Many trawling vessels are reportedly enjoying a bumper harvest of fish, two weeks after the opening of this year’s fish closed season.
The catches are mostly made up of red fish, cassava fish, octopus, herrings, mackerel and salmon.
Normally, it would take a trawler on a fishing expedition between four weeks to six weeks to return with enough catch, but the situation has greatly improved post this closed season(August to September), as many of the vessels returned in a record time of two weeks with their storage filled to capacity.
This came to light Thursday when the Executive Director of Fisheries Commission, Michael Attah Dadzie, paid a working visit to the Tema Fishing Harbour to ascertain the impact of the closed season.
During the visit MV Lurongyuanyu 969 owned by Roshen Fisheries, had berthed at the Harbour and the crew were busily discharging cartons of fish from the vessel into waiting vehicles.
The Operations Assistant of Ronshen Fisheries, Richard Nortey, said two weeks in their fishing expedition they landed 100 metric tonnes of fish(4,000 cartons).
Mr Nortey who was full of joy at their exploits explained that observing the closed season had really paid off as more fish had regenerated in the sea.
However, a fish monger, Naa Akorley Abbey, said the rate at which the vessels were landing fish meant cold stores would soon run out of storage space.
She, therefore, called on the government to consider plans to invest in the expansion of such facilities to reduce post harvest losses.
Mr Dadzie on his part commended the industry players for appreciating the need to close the season, as part of management measures to improve stock levels.
There are 72 registered trawl vessels and about 14,000 canoes in Ghana and their continued activities puts a lot of pressure on the sea.
“The compliance level for this year’s closed season was 100 per cent it therefore helped to improve the stock level and we can all see the excellent results being churned out,” he said.
Mr Dadzie said the results was indicative that closing the season worked and that could make it easier to convince players to extend the exercise in the future, to improve quality to rake in more revenue.
He encouraged fishermen to save towards their future, especially towards closed seasons so that they would not be found wanting.
Mr Dadzie said the Fisheries Committee for West Central Gulf of Guinea was working to ensure that all its six member countries Benin, Cote d’Ivoire, Ghana, Liberia, Nigeria and Togo collaborated in their implementation of the closed season to ensure excellent results for the region.

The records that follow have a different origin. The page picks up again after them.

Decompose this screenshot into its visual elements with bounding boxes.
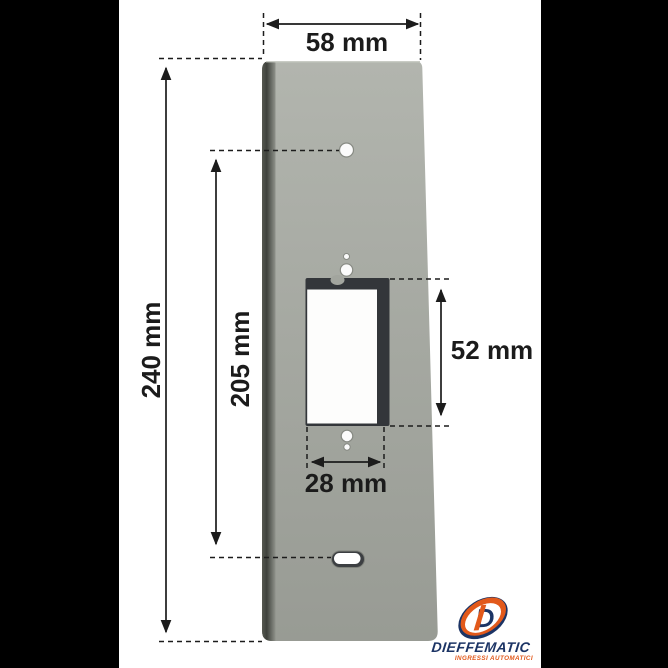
upper-medium-hole: [340, 264, 352, 276]
product-dimension-image: D 58 mm 240 mm 205 mm 52 mm 28 mm DIEFFE…: [0, 0, 668, 668]
bottom-slot-opening: [334, 553, 361, 564]
cutout-width-dimension-label: 28 mm: [286, 469, 406, 497]
lower-medium-hole: [341, 430, 353, 442]
cutout-top-notch: [331, 275, 345, 285]
cutout-height-dimension-label: 52 mm: [432, 336, 552, 364]
plate-technical-drawing: D: [0, 0, 668, 668]
span-dimension-label: 205 mm: [226, 284, 254, 434]
plate-height-dimension-label: 240 mm: [137, 275, 165, 425]
plate-left-bevel-edge: [262, 61, 276, 641]
logo-tagline: INGRESSI AUTOMATICI: [441, 654, 533, 663]
logo-brand-name: DIEFFEMATIC: [423, 639, 539, 655]
cutout-opening: [307, 290, 377, 424]
lower-small-hole: [344, 444, 350, 450]
top-mounting-hole: [340, 143, 354, 157]
upper-small-hole: [344, 254, 350, 260]
plate-width-dimension-label: 58 mm: [287, 28, 407, 56]
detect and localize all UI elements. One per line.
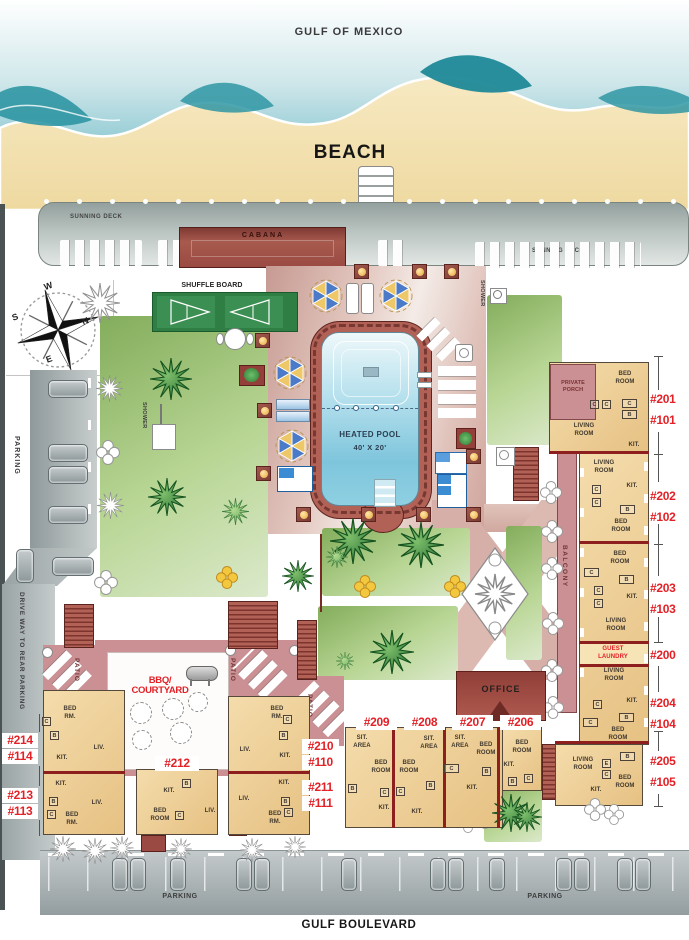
room-label: KIT. xyxy=(618,442,650,450)
lamp-post xyxy=(466,507,481,522)
room-label: BEDRM. xyxy=(53,812,91,827)
room-label: KIT. xyxy=(368,805,400,813)
gulf-boulevard-label: GULF BOULEVARD xyxy=(279,919,439,931)
dimension-line xyxy=(658,666,659,692)
palm-tree xyxy=(370,630,414,674)
parked-car xyxy=(617,858,633,891)
unit-number: #213 xyxy=(2,788,38,803)
shuffle-board-label: SHUFFLE BOARD xyxy=(162,282,262,291)
tree-outline xyxy=(50,836,76,862)
dimension-line xyxy=(658,617,659,643)
unit-number: #209 xyxy=(356,715,397,730)
bbq-courtyard-label: BBQ/COURTYARD xyxy=(110,676,210,697)
dimension-tick xyxy=(654,356,663,357)
south-parking-east-label: PARKING xyxy=(515,893,575,900)
table-chair xyxy=(246,333,254,345)
bath: B xyxy=(482,767,491,776)
lamp-post xyxy=(412,264,427,279)
unit-divider xyxy=(579,664,649,667)
lamp-post xyxy=(255,333,270,348)
closet: C xyxy=(594,599,603,608)
flower-cluster xyxy=(584,798,606,821)
unit-number: #201 xyxy=(650,393,676,406)
courtyard-table xyxy=(162,698,184,720)
tree-outline xyxy=(97,492,124,519)
room-label: BEDRM. xyxy=(256,811,294,826)
palm-tree xyxy=(512,802,542,832)
lamp-post xyxy=(257,403,272,418)
shuffle-court-right xyxy=(225,296,283,328)
parked-car xyxy=(341,858,357,891)
lounge-chair xyxy=(346,283,359,314)
unit-number: #212 xyxy=(155,756,199,771)
palm-tree xyxy=(148,478,186,516)
room-label: LIV. xyxy=(229,747,261,755)
lamp-post xyxy=(354,264,369,279)
yellow-flowers xyxy=(444,575,466,598)
bath: B xyxy=(619,713,634,722)
diamond-planter xyxy=(460,546,530,642)
entry-canopy xyxy=(141,835,166,852)
room-label: KIT. xyxy=(46,755,78,763)
closet: C xyxy=(380,788,389,797)
unit-number: #206 xyxy=(500,715,541,730)
lamp-post xyxy=(466,449,481,464)
office-label: OFFICE xyxy=(456,684,546,695)
parked-car xyxy=(430,858,446,891)
bath: B xyxy=(426,781,435,790)
closet: C xyxy=(175,811,184,820)
palm-tree xyxy=(150,358,192,400)
driveway-label: DRIVE WAY TO REAR PARKING xyxy=(18,592,25,710)
blue-lounger-pair xyxy=(435,452,467,474)
closet: C xyxy=(283,715,292,724)
room-label: KIT. xyxy=(456,785,488,793)
deck-lounge-chairs xyxy=(378,240,406,266)
palm-tree xyxy=(398,522,444,568)
landing-circle xyxy=(499,450,509,460)
balcony-label: BALCONY xyxy=(561,545,568,588)
room-label: BEDROOM xyxy=(497,740,547,755)
room-label: LIV. xyxy=(81,800,113,808)
fence xyxy=(320,534,322,612)
bath: B xyxy=(348,784,357,793)
closet: C xyxy=(593,700,602,709)
closet: C xyxy=(592,485,601,494)
heated-pool-label: HEATED POOL xyxy=(330,430,410,440)
yellow-flowers xyxy=(216,566,238,589)
dimension-line xyxy=(658,524,659,576)
cabana-label: CABANA xyxy=(219,232,307,239)
tree-outline xyxy=(96,375,123,402)
room-label: KIT. xyxy=(494,762,524,770)
bath: B xyxy=(620,752,635,761)
parked-car xyxy=(48,380,88,398)
bath: B xyxy=(182,779,191,788)
room-label: LIV. xyxy=(228,796,260,804)
flower-cluster xyxy=(604,804,624,825)
room-label: LIVINGROOM xyxy=(590,618,642,633)
deck-railing-posts xyxy=(44,199,49,204)
flower-cluster xyxy=(94,570,118,595)
rope-float xyxy=(353,405,359,411)
closet: C xyxy=(594,586,603,595)
closet: C xyxy=(396,787,405,796)
stairs xyxy=(297,620,317,680)
closet: C xyxy=(444,764,459,773)
room-label: KIT. xyxy=(616,483,648,491)
sunning-deck-left-label: SUNNING DECK xyxy=(70,214,122,220)
parked-car xyxy=(16,549,34,583)
gulf-of-mexico-label: GULF OF MEXICO xyxy=(234,26,464,38)
lamp-post xyxy=(296,507,311,522)
bush xyxy=(326,546,348,568)
parked-car xyxy=(489,858,505,891)
parking-edge-dashes xyxy=(48,853,678,856)
room-label: KIT. xyxy=(268,780,300,788)
dimension-line xyxy=(39,766,40,786)
unit-divider xyxy=(579,541,649,544)
unit-number: #210 xyxy=(302,739,339,754)
south-parking-west-label: PARKING xyxy=(150,893,210,900)
bath: B xyxy=(620,505,635,514)
west-parking-label: PARKING xyxy=(13,436,20,475)
planter-box xyxy=(456,428,476,449)
blue-lounger-pair xyxy=(437,474,467,508)
room-label: KIT. xyxy=(153,788,185,796)
closet: E xyxy=(602,759,611,768)
flower-cluster xyxy=(96,440,120,465)
private-porch-label: PRIVATEPORCH xyxy=(551,380,595,394)
unit-number: #214 xyxy=(2,733,38,748)
pool-size-label: 40' X 20' xyxy=(330,443,410,452)
unit-number: #105 xyxy=(650,776,676,789)
tree-outline xyxy=(80,283,120,323)
room-label: KIT. xyxy=(45,781,77,789)
rope-float xyxy=(373,405,379,411)
guest-laundry-label: GUESTLAUNDRY xyxy=(582,646,644,661)
shower-west-label: SHOWER xyxy=(141,402,147,429)
dimension-tick xyxy=(654,544,663,545)
deck-lounge-chairs xyxy=(60,240,142,266)
room-label: LIV. xyxy=(83,745,115,753)
beach-umbrella xyxy=(273,356,307,390)
room-label: SIT.AREA xyxy=(343,735,381,750)
palm-tree xyxy=(282,560,314,592)
dimension-line xyxy=(658,731,659,751)
parked-car xyxy=(52,557,94,576)
courtyard-table xyxy=(170,722,192,744)
pool-ladder-east-rail xyxy=(417,372,432,378)
dimension-tick xyxy=(654,454,663,455)
closet: C xyxy=(592,498,601,507)
rope-float xyxy=(393,405,399,411)
blue-lounger-pair xyxy=(277,466,313,492)
pool-ladder-east-rail xyxy=(417,382,432,388)
room-label: BEDRM. xyxy=(51,706,89,721)
closet: C xyxy=(583,718,598,727)
patio-middle-label: PATIO xyxy=(229,658,236,682)
unit-divider xyxy=(392,727,395,828)
shuffle-court-left xyxy=(157,296,215,328)
bath: B xyxy=(508,777,517,786)
dimension-line xyxy=(658,794,659,806)
flower-cluster xyxy=(540,481,562,504)
pool-drain xyxy=(363,367,379,377)
flower-cluster xyxy=(541,557,563,580)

Mr Dadzie answering a question as what the Ministry of Fisheries and Aquaculture Development was doing to streamline the trawl sector where, vessels had Chinese ownership and the licence to fish belonged to Ghanaians, said “We are asking the players to bring a hire purchase agreement between the fishing companies and their partners who have brought in the vessels so that eventually the vessels would be paid for by the Ghanaian partners.”